For the FY18 period, group revenue declined by 17.9% and net profit declined by 107.5% respectively, while FY18 core net loss of RM13.4m declined 141.7% from FY17 core net profit of RM 32.2m. This lower revenue was mainly due to the curtailment of nontobacco revenue of about RM 70.0m from Malaysia and Australia in the previous year. The decline in core net profit was attributable to a gain from disposal of the Anzpac property of RM 23.1m together with the effect of the foreign currency translation loss in Anzpac of RM 9.1m and a one-off provision of doubtful debts of RM 6.7m in Anzpac, as well as relocation costs incurred in Indonesia.

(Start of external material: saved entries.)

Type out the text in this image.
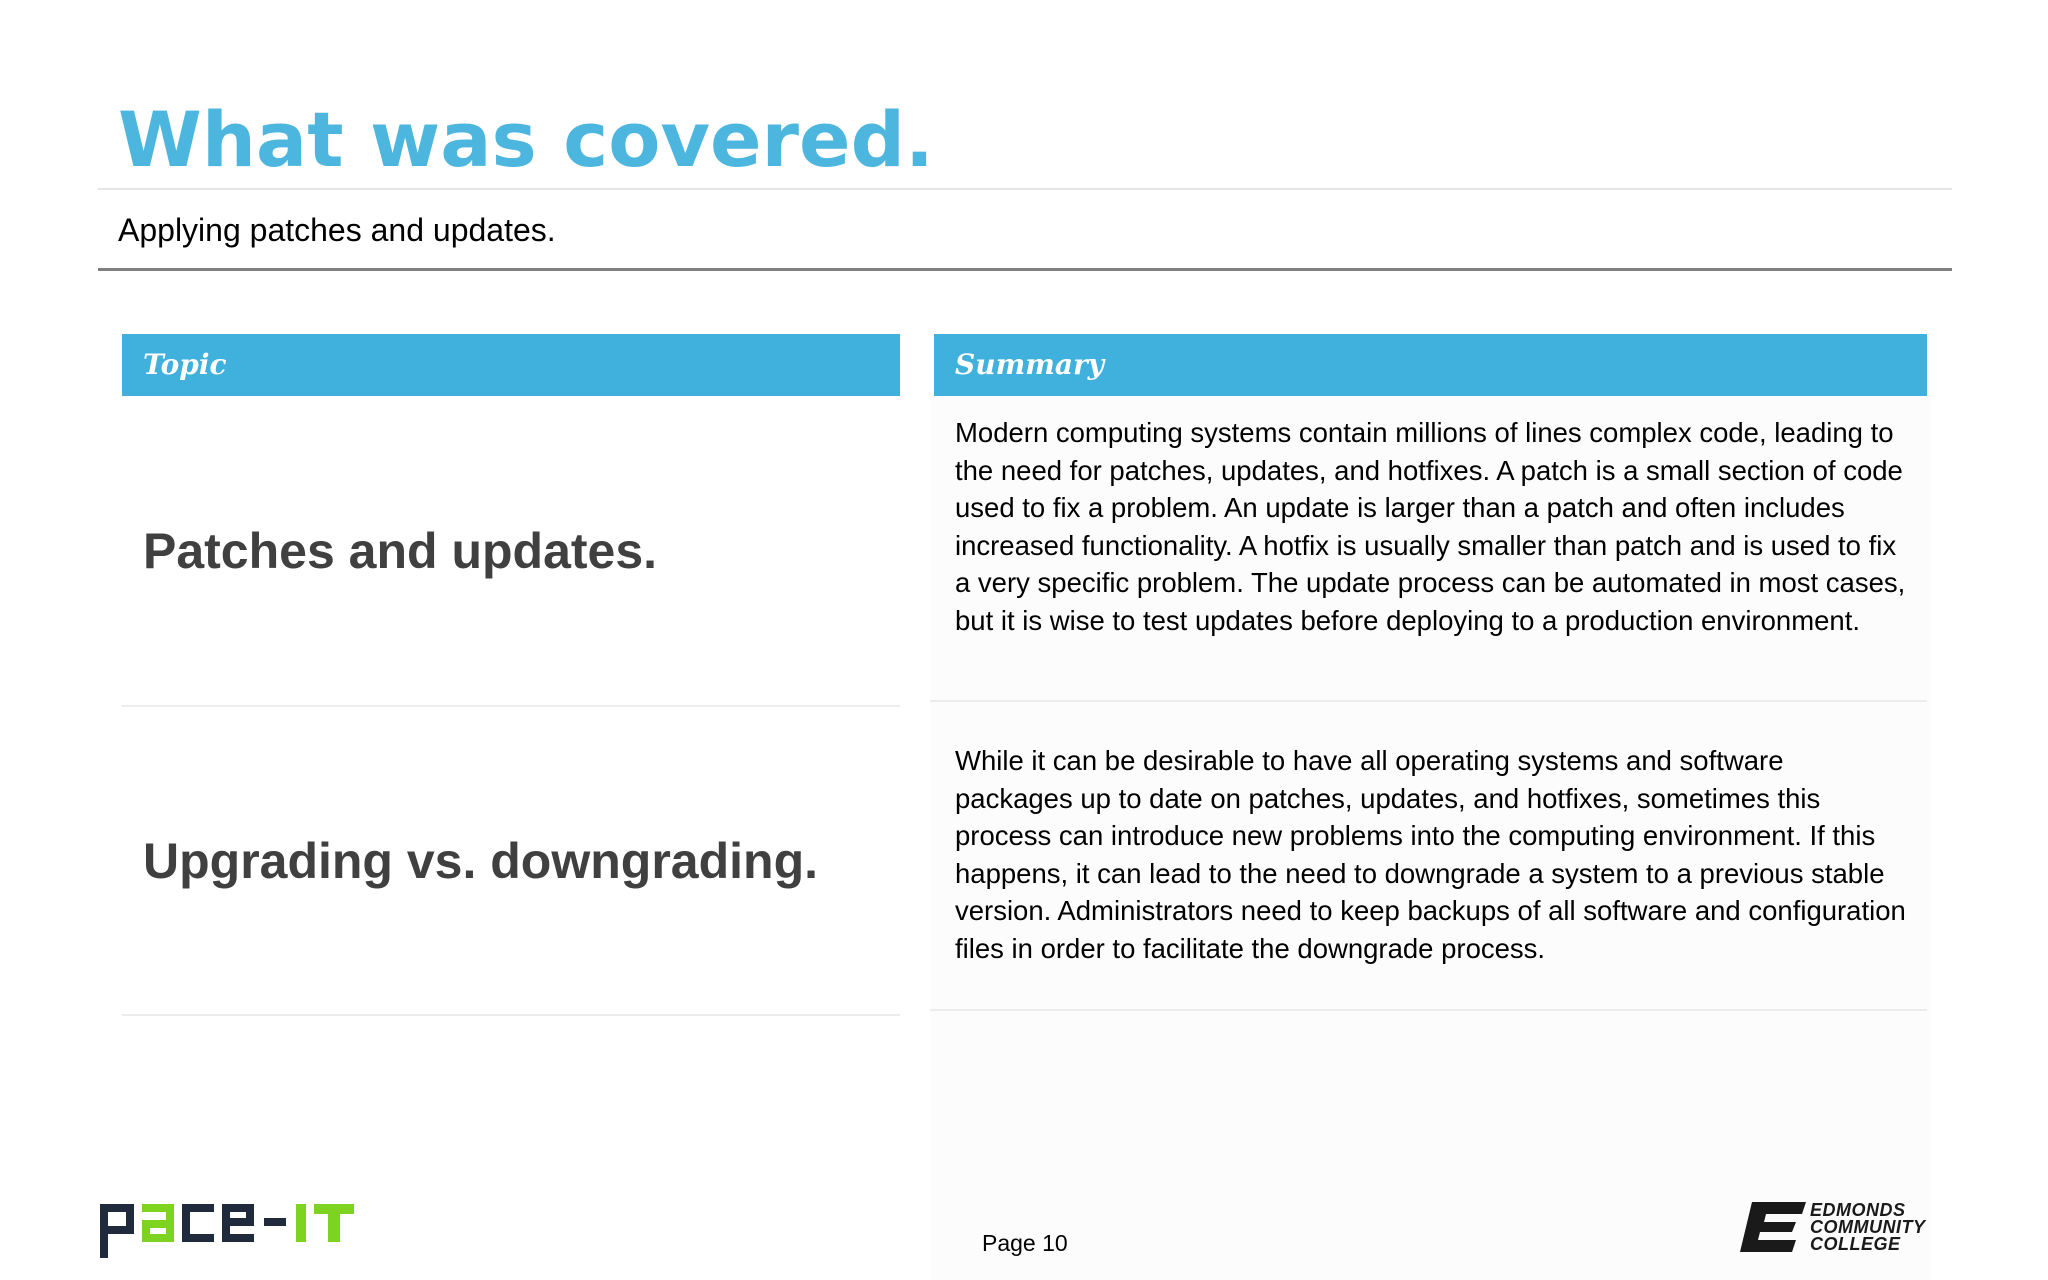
What was covered.
Applying patches and updates.
Topic	Summary
Patches and updates.
Modern computing systems contain millions of lines complex code, leading to the need for patches, updates, and hotfixes. A patch is a small section of code used to fix a problem. An update is larger than a patch and often includes increased functionality. A hotfix is usually smaller than patch and is used to fix a very specific problem. The update process can be automated in most cases, but it is wise to test updates before deploying to a production environment.
Upgrading vs. downgrading.
While it can be desirable to have all operating systems and software packages up to date on patches, updates, and hotfixes, sometimes this process can introduce new problems into the computing environment. If this happens, it can lead to the need to downgrade a system to a previous stable version. Administrators need to keep backups of all software and configuration files in order to facilitate the downgrade process.
Page 10
EDMONDS
COMMUNITY
COLLEGE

Net profit but negative LATAMI, performance expected to recover in coming years

TWPH reported net profit of RM 2.5m, but experienced a negative LATAMI of RM 6.1m. This was because the 51% owned subsidiaries in Indonesia and Australia contributed profits to the Group, while the fully-owned subsidiaries in Dubai and Vietnam suffered losses or were flat for the year. Management guided that with the completion of relocation costs from Indonesia, Vietnam, and Dubai and closure costs from Australia, the Group should return to the black in the coming years. However, given poor market conditions and depressing outlook, we maintain our Sell recommendation at RM 0.94 at P/E of 13.0x of FY19F EPS for TWPH.